Picture: H M Bateman
A curious review of the Leonardo exhibition from Theodore K. Rabb in The Art Newspaper. He says the exhibition 'falls short'. Gripe no. 1, the Sainsbury Wing is a poor exhibition space:
Many words have been written about the gloom of the basement galleries in the Sainsbury wing of the National Gallery. This is not the place to repeat them, save to say that it is especially hard on a master of delicate light and shade.
Gripe no. 2, it's better to see the drawings in the catalogue than in the flesh (no, he really says this):
By their very nature, they require close attention, which is notoriously difficult in the crowds at a large exhibition. Framed and hung on walls, they are certainly easier to see than in horizontal cases, where the viewer’s shadow tends to obscure the object. But it remains impossible at the exhibition to emulate the experience offered by the catalogue, where one can flip back and forth in intimate connection between a drawing and its application in a painting. This may well be an insuperable problem, especially with an artist like Leonardo, who liked to jot down his perceptions all over a sheet, but the advantage of the catalogue in this case is notable.

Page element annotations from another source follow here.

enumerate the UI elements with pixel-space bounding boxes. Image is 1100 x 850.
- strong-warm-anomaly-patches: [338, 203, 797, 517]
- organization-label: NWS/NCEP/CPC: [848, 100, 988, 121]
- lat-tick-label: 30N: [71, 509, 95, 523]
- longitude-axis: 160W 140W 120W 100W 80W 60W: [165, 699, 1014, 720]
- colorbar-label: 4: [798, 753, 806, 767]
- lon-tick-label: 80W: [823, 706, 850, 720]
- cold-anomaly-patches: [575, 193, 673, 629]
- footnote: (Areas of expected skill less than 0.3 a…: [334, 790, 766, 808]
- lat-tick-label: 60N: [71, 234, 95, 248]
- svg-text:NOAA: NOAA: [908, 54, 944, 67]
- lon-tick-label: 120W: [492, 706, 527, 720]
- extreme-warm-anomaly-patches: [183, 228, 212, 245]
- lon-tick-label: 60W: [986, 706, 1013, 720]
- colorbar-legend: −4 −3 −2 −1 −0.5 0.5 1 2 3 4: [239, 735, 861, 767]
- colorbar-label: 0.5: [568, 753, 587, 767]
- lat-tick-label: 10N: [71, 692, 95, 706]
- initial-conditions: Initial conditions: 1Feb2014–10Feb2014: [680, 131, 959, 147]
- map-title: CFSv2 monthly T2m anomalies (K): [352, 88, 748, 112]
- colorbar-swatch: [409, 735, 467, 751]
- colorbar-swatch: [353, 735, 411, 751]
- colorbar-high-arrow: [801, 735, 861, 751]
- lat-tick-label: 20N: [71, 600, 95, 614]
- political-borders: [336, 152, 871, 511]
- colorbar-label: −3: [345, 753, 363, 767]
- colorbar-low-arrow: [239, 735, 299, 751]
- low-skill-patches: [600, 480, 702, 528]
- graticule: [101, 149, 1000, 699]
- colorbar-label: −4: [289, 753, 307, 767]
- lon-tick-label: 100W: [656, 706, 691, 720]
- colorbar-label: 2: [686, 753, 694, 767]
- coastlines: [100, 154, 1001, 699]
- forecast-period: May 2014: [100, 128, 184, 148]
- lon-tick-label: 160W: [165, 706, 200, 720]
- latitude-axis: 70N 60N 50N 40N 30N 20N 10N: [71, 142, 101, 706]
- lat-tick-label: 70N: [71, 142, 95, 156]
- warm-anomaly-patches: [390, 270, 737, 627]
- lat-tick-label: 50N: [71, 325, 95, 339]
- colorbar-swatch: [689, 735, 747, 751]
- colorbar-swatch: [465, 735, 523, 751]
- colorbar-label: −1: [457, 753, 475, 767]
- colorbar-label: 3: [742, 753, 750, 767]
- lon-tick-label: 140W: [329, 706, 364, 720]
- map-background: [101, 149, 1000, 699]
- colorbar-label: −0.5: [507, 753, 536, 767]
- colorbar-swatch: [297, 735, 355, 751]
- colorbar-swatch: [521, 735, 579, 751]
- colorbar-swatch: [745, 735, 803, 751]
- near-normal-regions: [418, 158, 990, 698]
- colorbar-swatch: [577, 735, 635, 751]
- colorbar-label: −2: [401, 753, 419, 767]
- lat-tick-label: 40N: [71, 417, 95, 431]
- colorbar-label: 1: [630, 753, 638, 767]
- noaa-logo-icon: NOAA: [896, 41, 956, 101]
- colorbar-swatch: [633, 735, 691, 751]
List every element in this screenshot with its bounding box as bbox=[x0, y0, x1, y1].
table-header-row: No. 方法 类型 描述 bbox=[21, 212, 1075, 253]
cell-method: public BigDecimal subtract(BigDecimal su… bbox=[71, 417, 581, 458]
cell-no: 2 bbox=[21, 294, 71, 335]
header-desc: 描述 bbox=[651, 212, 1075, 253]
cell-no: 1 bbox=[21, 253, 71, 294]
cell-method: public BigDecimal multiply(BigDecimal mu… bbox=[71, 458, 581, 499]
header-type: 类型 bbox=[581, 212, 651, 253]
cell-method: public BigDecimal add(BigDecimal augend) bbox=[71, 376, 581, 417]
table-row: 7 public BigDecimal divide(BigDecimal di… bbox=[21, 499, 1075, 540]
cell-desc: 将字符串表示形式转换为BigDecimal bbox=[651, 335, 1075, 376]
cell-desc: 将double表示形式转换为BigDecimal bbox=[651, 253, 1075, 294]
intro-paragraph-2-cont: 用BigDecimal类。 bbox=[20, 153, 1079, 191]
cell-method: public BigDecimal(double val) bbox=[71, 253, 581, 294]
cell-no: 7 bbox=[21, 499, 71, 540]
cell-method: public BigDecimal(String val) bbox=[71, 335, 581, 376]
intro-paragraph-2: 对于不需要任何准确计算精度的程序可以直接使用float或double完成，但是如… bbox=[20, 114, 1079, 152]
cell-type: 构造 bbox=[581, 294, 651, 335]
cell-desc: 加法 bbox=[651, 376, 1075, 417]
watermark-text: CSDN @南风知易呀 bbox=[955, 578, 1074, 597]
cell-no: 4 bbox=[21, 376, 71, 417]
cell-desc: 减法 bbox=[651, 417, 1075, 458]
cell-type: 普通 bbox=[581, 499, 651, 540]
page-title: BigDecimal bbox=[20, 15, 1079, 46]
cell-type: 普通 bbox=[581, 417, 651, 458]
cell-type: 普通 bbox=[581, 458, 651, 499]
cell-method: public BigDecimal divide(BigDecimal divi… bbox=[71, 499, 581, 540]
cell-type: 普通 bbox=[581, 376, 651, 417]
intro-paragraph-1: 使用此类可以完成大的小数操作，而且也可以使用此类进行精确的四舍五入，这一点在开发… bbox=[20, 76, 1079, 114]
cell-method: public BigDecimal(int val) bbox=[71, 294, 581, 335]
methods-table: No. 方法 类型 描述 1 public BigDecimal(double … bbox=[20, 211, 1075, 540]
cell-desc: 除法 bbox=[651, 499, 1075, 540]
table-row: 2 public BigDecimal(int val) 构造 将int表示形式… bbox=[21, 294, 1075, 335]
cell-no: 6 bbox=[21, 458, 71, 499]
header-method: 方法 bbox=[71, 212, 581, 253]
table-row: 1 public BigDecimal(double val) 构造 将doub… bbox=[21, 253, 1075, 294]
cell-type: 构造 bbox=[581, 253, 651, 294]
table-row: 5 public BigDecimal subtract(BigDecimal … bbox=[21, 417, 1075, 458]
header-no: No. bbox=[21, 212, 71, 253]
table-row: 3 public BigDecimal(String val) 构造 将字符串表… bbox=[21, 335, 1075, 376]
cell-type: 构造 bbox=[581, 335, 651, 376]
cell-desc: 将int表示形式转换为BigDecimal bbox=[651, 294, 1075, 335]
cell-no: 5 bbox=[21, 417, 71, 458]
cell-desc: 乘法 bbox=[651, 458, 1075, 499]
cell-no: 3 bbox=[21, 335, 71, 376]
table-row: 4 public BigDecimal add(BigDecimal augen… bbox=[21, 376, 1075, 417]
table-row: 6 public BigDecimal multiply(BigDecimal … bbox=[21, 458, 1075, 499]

And Gripe no. 3 (with which I have some sympathy), the two Madonnas of the Rocks should have been hung side by side:
Especially when the room is full of people, it becomes impossible to get more than the vaguest idea of how Leonardo changed his mind over the years. An explanation that has been reported is that the Louvre picture, dark and unrestored, would have suffered from too close a comparison with the more vivid, recently cleaned National Gallery panel. That such considerations (or any other that might be put forward) should have been allowed to rob viewers of an unrepeatable opportunity to look at two related masterpieces side by side prompts the profoundest of regrets.